EVERY kid deserves a chance to go to camp (and why I support Tim Hortons Camp Day)

Being a typical Canadian, it doesn’t take much convincing for me to stop in at Tim Hortons.  But on Camp Day, I make a special point to grab a double-double for myself and treat some friends, because supporting Tim Horton Camps is important to me.  Here’s why….

Did you go to summer camp? Do you remember how awesome it was?  I went to a sleep-away Brownie camp when I was around 8 or 9 years-old and it was my first taste of independence from my parents. I remember doing crafts with stuff we found in nature and I can still feel the frigid cold of the lake as though it was yesterday. I hated swimming in that lake in the morning.  But despite that, it was an awesome experience that has always stayed with me.

My parents weren’t outdoorsy.  Not at all.  But for some strange reason getting out into the wild has always held a special appeal for me.  Going to that Brownie Camp gave me that first real taste of getting out there.

Later on, when I was a teenager I was a camp counselor for three summers at Bolton Camp. It was a sleep-away camp for disadvantaged kids, run by Family Services Toronto.  To this day, those summers were the best of my life.  We slept in cabins, swam in a frigid, unheated pool, waded in the river and hiked forests and meadows.  I hated swimming in that pool in the morning.  But I loved everything else!

You might think I loved those summers because I was a teenager and being with other teenagers away from our parents all summer was the coolest thing ever (it was).  But there was more to it than that.  I also loved those summers because of the kids.

You see, the children at  Bolton Camp came from inner-city Toronto.  Most of them came from homes where each day was a struggle to make ends meet.  Buying food and clothing was the priority, not going camping.  In fact, if  the camp I worked at wasn’t available, many of the kids would never have the opportunity to enjoy the summer camp experience.

Can you imagine? No creative cloud watching. No campfires. No wading in the river. No giggles at bedtime with new friends, tucked cosy into sleeping bags. No crafts with stuff you find in nature. No swimming in frigid water. No star gazing. No fresh, forest air.  No memories of camp to last you a lifetime.

When the kids stepped off the buses at the start of camp, there were always a bunch who were back for a repeat visit. These were the two weeks they had been waiting for all year.  But there were also a few who had never been to camp. There were a few who had ice cold stares, who were completely indifferent or who had huge chips on their shoulders.  Each and every session, nearly every cliché about disadvantaged kids stepped off that bus to start two-weeks of summer camp. Kids who were dirty.  Kids who were tough.  Kids who were scared.  Kids who were hungry. Kids who had one change of clothes in a plastic grocery bag to last them two weeks.

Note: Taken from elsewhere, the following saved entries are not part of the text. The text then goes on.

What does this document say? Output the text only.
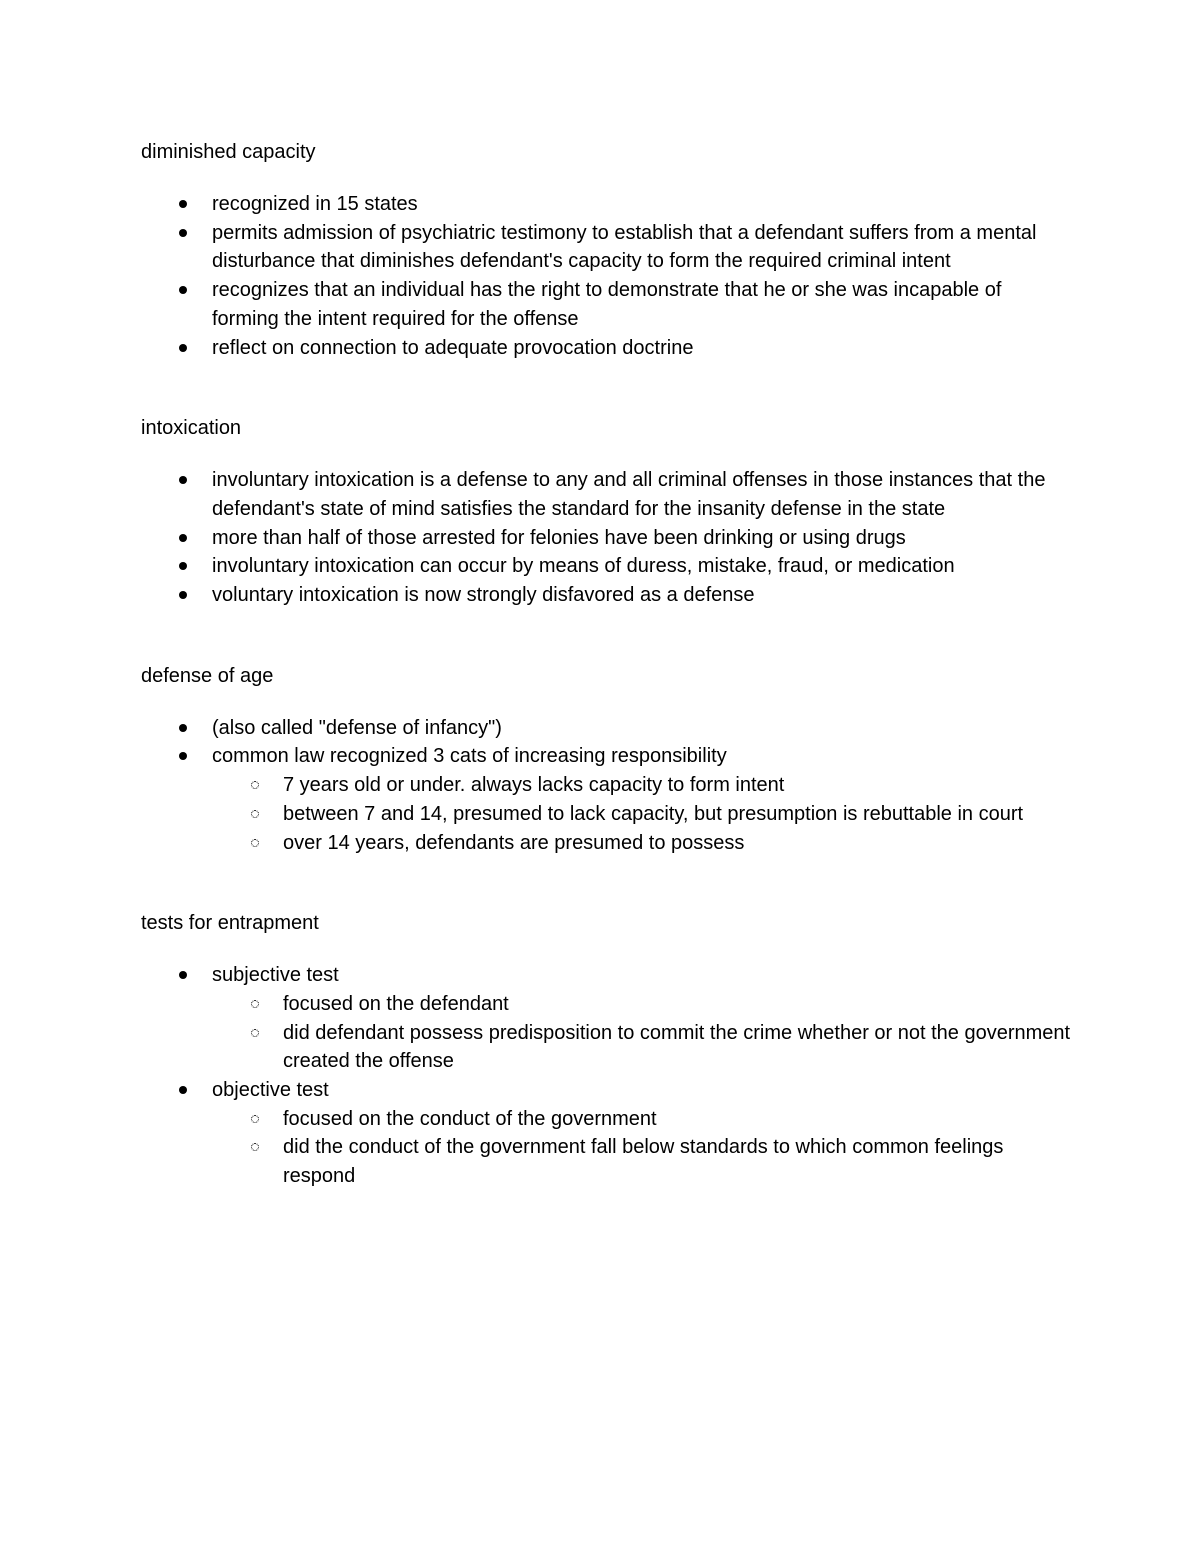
diminished capacity

recognized in 15 states
permits admission of psychiatric testimony to establish that a defendant suffers from a mental disturbance that diminishes defendant's capacity to form the required criminal intent
recognizes that an individual has the right to demonstrate that he or she was incapable of forming the intent required for the offense
reflect on connection to adequate provocation doctrine

intoxication

involuntary intoxication is a defense to any and all criminal offenses in those instances that the defendant's state of mind satisfies the standard for the insanity defense in the state
more than half of those arrested for felonies have been drinking or using drugs
involuntary intoxication can occur by means of duress, mistake, fraud, or medication
voluntary intoxication is now strongly disfavored as a defense

defense of age

(also called "defense of infancy")
common law recognized 3 cats of increasing responsibility
7 years old or under. always lacks capacity to form intent
between 7 and 14, presumed to lack capacity, but presumption is rebuttable in court
over 14 years, defendants are presumed to possess

tests for entrapment

subjective test
focused on the defendant
did defendant possess predisposition to commit the crime whether or not the government created the offense
objective test
focused on the conduct of the government
did the conduct of the government fall below standards to which common feelings respond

That camp gave me a hard reality check and important lessons about life.  You see, I grew up in an upper-middle class family.  My childhood summer vacations included horse riding lessons, Disney and visits with family in Europe.   But my three summers as a teenage counselor taught me that camp and nature was a great equalizer.  It didn’t matter how much or how little money any of us had, or what neighbourhood or city we lived in.  All that mattered is that we were “in it” together for two weeks: having fun, learning some new skills, making friends and breathing fresh air.  It taught me that giving kids the opportunity to get outside and play and learn in that kind of environment provides opportunity for ALL youth to gain confidence, drop their defenses and just be kids.  I saw campers (and counselors) grow stronger physically AND emotionally with each day spent filled with activity in the sunshine and starlight.

Often, the kids that stepped off the bus with the worst attitudes were the ones crying the hardest when the boarded the bus to go home.  Not one kid in my three summers at camp ever said they wanted to go home.

I also saw first-hand how that camp made a long-term difference in some of the lives of the kids.  Many of my fellow counselors had also been campers there.  It is where they learned about respect and responsibility and how to care for others.  More than one of my peers at that camp went on to develop leadership careers working with disadvantaged youth.

It has been 30 years since I spent my first summer at Bolton Camp.   I still wonder where the campers are and how things are going in their lives.  I hope that I made a difference for them, because those kids made a difference for me.

Bolton Camp had it’s last campfire and shut the cabin doors permanently in 1999.

Thankfully Tim Horton Camps are operating across Canada to provide kids (and counsellors) just like the ones I knew as a teenager with amazing experiences.You see,  the Tim Horton Camps are for disadvantaged youth, giving kids an opportunity to get outside and experience all the awesomeness of the camp experience.  Fresh air! Creative cloud watching! Campfires! Giggles at bedtime with new friends, tucked cosy into sleeping bags! Crafts with stuff you find in nature! Memories of camp to last a lifetime! An opportunity to grow emotionally and physically in nature.

And THAT is why I support Tim Horton Children’s Foundation and Camp Day.